The most powerful of Kallmus’s later, post-war photographs bear the stamp of loss and misery, the conditions that marked the alternate world she had become acquainted with during the war. Between 1946 and 1948 she took a series of photographs in the Austrian DP camps, working in makeshift and squalid conditions very different from the elegance that had surrounded her in the past. The compositions are gritty, intentionally unbeautiful documents of the suffering of the war’s survivors.
Returning to Paris, she began an eight-year-long project, taking hundreds of shots of the city’s bloody abattoirs, recording the horror of skinned and slaughtered animals. The butchery was a metaphor for what she had come to think of as the “stench” of human beings, and she regarded the grisly cruelties the animals suffered with empathy. In reduced circumstances, Kallmus continued to work as a studio photographer in Paris until 1958, when she was hit by a motorcycle. Badly injured and unable to continue working, she returned without enthusiasm to Austria, where she lived until her death in 1963 in the Aryanized, and then restituted, house she had bought with her sister before the war.
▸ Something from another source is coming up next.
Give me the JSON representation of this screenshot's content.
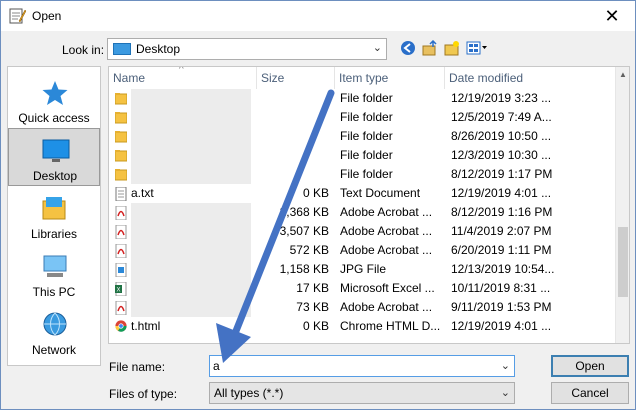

The scope of the exhibition takes viewers on a passage through history—moving from the ease of old Vienna, to Paris when it was the center of “beauty in exile,” and then to the antithesis of that elegance as the world pivoted under the pressures of fascism. The same brave intelligence and keen eye recorded it all—quite an accomplishment for the privileged young woman who first imagined that a camera could carry her into a world that would be her own.